Blueberry automatically handles Kubernetes secrets for every ephemeral environment.
This document explains what happens behind the scenes and how you can override the defaults when you need to supply your own values.


1 How Auto Secrets work

  1. Generation — At provisioning time, Blueberry creates random values (DB passwords, JWT signing keys, API tokens, etc.).
  2. Storage — Values are written to Google Secret Manager under IDs that start with the environment name, e.g. env-pr-123/mysql-root-password.
  3. Kubernetes wiring — The same values are copied into a Secret object inside the environment’s namespace and exposed to the pods as ordinary environment variables.
  4. Cleanup — When the environment is deleted, both the Kubernetes secret and the Secret-Manager entries are removed.

Result: your application just reads MYSQL_ROOT_PASSWORD, JWT_SECRET, … and it works without any manual steps.


2 Disabling or overriding Auto Secrets

There are two common scenarios:

2.1 Use your own values (keep Auto Secrets on)

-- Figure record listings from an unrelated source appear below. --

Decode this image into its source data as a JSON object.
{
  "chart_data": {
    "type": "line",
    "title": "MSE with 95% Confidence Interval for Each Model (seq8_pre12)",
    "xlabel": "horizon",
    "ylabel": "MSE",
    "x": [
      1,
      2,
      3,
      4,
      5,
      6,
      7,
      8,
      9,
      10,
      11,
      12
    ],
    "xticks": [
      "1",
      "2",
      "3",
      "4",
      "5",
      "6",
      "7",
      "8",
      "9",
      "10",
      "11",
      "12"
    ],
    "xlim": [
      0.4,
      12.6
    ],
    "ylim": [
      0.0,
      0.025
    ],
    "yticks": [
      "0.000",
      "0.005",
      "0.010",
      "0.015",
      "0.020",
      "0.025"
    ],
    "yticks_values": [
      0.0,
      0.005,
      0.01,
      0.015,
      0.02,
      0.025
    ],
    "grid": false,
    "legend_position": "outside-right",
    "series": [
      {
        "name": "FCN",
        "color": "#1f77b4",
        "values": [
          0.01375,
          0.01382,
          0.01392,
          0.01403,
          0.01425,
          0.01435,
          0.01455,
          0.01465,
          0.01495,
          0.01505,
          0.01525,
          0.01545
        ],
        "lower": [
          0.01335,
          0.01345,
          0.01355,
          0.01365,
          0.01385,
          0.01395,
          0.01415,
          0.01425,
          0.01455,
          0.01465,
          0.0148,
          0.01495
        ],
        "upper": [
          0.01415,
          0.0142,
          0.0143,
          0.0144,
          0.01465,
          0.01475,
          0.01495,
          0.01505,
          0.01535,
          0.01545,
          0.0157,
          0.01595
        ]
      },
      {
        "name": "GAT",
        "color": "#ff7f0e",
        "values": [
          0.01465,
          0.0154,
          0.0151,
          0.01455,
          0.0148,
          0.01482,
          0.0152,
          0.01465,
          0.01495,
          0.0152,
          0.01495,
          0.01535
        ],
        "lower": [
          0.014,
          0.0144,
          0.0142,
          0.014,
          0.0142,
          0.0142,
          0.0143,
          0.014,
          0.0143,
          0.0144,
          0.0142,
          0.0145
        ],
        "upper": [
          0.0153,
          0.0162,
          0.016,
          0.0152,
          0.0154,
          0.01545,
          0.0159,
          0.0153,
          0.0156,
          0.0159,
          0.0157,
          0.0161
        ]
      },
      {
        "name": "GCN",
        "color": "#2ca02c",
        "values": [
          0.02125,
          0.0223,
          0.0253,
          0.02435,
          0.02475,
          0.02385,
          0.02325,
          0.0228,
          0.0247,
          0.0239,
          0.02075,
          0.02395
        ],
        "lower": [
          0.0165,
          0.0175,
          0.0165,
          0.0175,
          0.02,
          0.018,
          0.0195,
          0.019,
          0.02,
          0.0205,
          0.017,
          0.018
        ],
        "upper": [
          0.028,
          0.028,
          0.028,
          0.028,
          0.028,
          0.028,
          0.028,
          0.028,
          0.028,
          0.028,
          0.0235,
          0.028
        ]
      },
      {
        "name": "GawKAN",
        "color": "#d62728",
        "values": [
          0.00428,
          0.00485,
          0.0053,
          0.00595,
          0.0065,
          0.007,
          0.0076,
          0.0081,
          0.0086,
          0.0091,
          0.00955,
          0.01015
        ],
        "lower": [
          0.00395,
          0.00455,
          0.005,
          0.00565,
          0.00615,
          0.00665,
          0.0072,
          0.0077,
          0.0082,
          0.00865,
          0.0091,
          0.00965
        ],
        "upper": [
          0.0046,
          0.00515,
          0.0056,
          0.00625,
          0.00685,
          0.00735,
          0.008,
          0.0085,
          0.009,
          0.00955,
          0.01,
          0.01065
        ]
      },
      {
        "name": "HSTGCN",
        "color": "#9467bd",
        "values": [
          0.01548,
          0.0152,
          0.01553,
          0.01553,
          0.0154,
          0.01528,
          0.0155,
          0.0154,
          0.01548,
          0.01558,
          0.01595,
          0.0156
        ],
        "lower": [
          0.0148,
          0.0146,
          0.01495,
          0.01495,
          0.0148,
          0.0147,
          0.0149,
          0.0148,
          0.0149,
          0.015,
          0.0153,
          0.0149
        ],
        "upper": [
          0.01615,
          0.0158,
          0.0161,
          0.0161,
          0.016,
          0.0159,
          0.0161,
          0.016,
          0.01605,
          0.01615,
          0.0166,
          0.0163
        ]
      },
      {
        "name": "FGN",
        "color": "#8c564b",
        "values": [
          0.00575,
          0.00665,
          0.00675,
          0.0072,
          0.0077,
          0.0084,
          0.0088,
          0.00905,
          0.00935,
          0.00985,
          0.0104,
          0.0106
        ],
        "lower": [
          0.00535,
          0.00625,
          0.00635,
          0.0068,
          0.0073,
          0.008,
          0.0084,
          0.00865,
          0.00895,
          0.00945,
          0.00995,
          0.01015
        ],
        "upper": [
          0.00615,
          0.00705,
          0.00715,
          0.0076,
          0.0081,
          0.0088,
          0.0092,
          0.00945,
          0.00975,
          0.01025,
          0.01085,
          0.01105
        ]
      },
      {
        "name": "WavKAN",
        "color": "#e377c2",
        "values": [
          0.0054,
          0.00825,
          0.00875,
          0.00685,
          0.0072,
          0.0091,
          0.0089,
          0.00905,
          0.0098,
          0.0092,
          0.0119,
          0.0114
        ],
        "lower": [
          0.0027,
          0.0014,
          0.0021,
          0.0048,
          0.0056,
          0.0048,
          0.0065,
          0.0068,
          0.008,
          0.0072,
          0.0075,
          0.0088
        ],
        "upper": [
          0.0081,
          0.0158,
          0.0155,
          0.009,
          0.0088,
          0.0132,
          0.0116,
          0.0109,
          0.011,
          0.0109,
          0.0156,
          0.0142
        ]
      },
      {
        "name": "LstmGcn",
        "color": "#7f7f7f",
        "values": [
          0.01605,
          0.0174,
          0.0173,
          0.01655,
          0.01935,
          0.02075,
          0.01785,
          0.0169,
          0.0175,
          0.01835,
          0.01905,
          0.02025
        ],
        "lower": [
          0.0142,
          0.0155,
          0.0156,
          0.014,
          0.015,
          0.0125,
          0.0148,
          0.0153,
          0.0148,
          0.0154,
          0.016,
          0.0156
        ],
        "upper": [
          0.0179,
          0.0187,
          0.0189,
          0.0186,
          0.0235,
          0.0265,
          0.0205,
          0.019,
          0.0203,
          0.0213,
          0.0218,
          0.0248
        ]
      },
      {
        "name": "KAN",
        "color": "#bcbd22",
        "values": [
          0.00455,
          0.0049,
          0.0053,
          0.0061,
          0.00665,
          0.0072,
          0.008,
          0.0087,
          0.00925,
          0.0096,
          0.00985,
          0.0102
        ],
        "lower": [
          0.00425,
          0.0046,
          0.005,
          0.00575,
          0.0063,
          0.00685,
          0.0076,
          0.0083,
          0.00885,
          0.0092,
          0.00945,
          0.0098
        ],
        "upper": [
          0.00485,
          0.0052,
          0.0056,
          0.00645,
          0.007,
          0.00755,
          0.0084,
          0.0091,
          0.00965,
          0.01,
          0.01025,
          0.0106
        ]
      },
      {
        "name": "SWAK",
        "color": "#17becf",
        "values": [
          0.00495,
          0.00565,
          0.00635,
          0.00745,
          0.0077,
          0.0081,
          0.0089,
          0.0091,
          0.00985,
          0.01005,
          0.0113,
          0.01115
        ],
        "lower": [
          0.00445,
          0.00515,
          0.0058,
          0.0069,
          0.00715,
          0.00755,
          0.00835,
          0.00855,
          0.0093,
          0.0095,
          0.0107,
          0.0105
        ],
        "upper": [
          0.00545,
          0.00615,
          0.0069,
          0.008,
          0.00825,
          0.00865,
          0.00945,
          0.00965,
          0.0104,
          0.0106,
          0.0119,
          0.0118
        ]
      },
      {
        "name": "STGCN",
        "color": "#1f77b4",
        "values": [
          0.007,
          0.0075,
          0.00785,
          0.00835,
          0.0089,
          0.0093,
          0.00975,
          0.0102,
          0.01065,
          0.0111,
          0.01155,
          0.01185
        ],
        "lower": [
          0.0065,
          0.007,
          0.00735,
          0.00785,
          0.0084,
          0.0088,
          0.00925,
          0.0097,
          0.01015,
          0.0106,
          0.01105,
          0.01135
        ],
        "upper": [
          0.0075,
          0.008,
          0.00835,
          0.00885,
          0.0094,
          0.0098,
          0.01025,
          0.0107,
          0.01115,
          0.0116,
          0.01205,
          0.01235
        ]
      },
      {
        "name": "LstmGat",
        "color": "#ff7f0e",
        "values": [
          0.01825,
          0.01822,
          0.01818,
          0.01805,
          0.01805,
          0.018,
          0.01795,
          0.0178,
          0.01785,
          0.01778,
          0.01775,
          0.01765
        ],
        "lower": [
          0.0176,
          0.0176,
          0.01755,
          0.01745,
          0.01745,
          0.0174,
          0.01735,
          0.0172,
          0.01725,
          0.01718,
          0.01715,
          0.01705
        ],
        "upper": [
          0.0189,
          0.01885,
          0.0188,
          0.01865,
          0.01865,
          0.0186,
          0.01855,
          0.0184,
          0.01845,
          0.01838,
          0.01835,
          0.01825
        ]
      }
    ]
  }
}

Supply a config override when you create the environment:

{
  "helm_values": {
    "backend": {
      "env": {
        "STRIPE_API_KEY": "sk_live_…your_key…"
      }
    }
  }
}

The value is written verbatim into the chart—good for non-sensitive tokens or demo keys.

2.2 Refer to an existing Secret-Manager secret

  1. Create the secret once:

bash gcloud secrets create stripe-api-key --replication-policy="automatic" printf "sk_live_…your_key…" | gcloud secrets versions add stripe-api-key --data-file=-
2. Point Blueberry at it in the overrides:

json { "helm_values": { "backend": { "env": { "STRIPE_API_KEY": { "secretKeyRef": { "name": "stripe-api-key", "key": "latest" } } } } } }

Blueberry mounts the Secret-Manager value into the pod.

2.3 Turn Auto Secrets off

Send "auto_generate_secrets": false in the create-environment request and provide every secret yourself using one of the methods above.


3 API quick-reference

POST /api/environments
Content-Type: application/json
Authorization: Bearer <token>

{
  "environment_name": "pr-123",
  "backend_repo": "sample-be-1",
  "backend_branch": "main",
  "ttl": 24,
  "auto_generate_secrets": true,  // or false
  "config_overrides": { … }       // optional
}

If auto_generate_secrets is left at true (the default), no extra work is required; the credential variables just appear inside the containers.